• DavidGarcia@feddit.nl
    link
    fedilink
    arrow-up
    1
    ·
    1 year ago

    Presumably they canonicalize the data coming out of the orb in some way, so you get the same number/ID out every time you use it. For example, you can represent molecules as many different strings (like C=CC or CC=C for propane) and you would want a canonicalization method to give you the same string every time for the same molecule.

    They might have some machine learning algorithm that is trained on the sensor data as an input and for the output they try to maximize distance between different people in some high dimensional vectorspace, while preserving a sense of similarity between similar people.

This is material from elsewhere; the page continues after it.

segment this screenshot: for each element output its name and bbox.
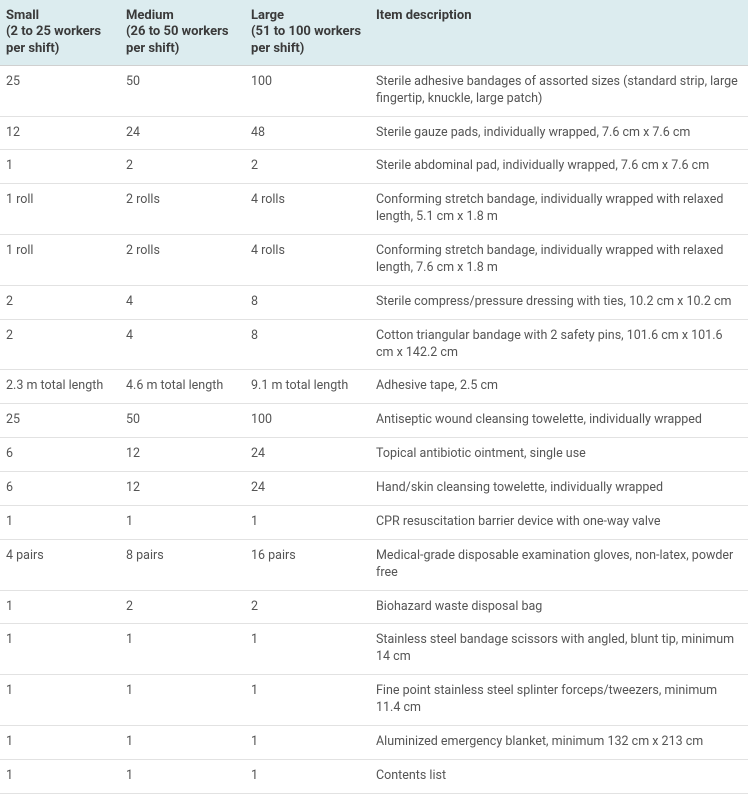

So then after training the model, you put in the sensor data and you get out some 1069 dimensional vector oht that represents you. Kind of how word embeddings work, that they use for AI.

    Then they take that vector and “round” that vector to get the same result every time. Like one time it might be (1.775, … 2.854, 11.631) and another time it might be (1.777, … 2.863, 11.625), so they just round it to (1, … 2, 11), so they get the same vector 99.999% of the time you use the device.

    Or like some more clever scheme instead of literally rounding. Perhaps another NN.

    That’s how I would do it anyway.

    So that way they avoid a user registering multiple IDs, because the device will reject your new ID request if your vector is already found on record.

    Then they hash it in some way so your biometric data can’t be reconstructed and store it on the blockchain. That or maybe they do some RSA like voodo magic like with Monero.

    So that’s why all data can be deleted on the device, because they destill it down into your unique biometric fingerprint that comes out the same every time, ideally.

    That’s just what I’d expect them to do anyway.

    I’m not quite sure where the zero-knowledge proofs come in, but they are pretty cool in theory. They allow you to do things like knowing the result of a vote without knowing what everyone voted for.

    Also im not quite sure if it’s just a human verification system or an ID system. Those are two very different beasts. One would literally just tell anyone who’s asking if you are a human or not, the other would tell them your ID for tracking.

    Perhaps they use zero-knowledge proofs to avoid storing IDs publicly on the blockchain? That would be pretty cool.

    If it really is just a human verification system and I am correct in how it works, I don’t see much problems with the protocol privacy wise. We will need such a system anyway because of AI. It is unavoidable.

    Since we have no choice (except return to monkey) you would hope it to be as accurate, hard to crack, private, secure, decentralized, FOSS as possible.

    I don’t think WorldCoin and their Orb are FOSS or decentralized. So that’s a huge red flag for abuse. They could just in hardware send your unique ID to some malicious actor. Aside from all the possible software backdoors, exploits etc…

    But as bad as systems like that could be, it seemy pretty alright, all things considering.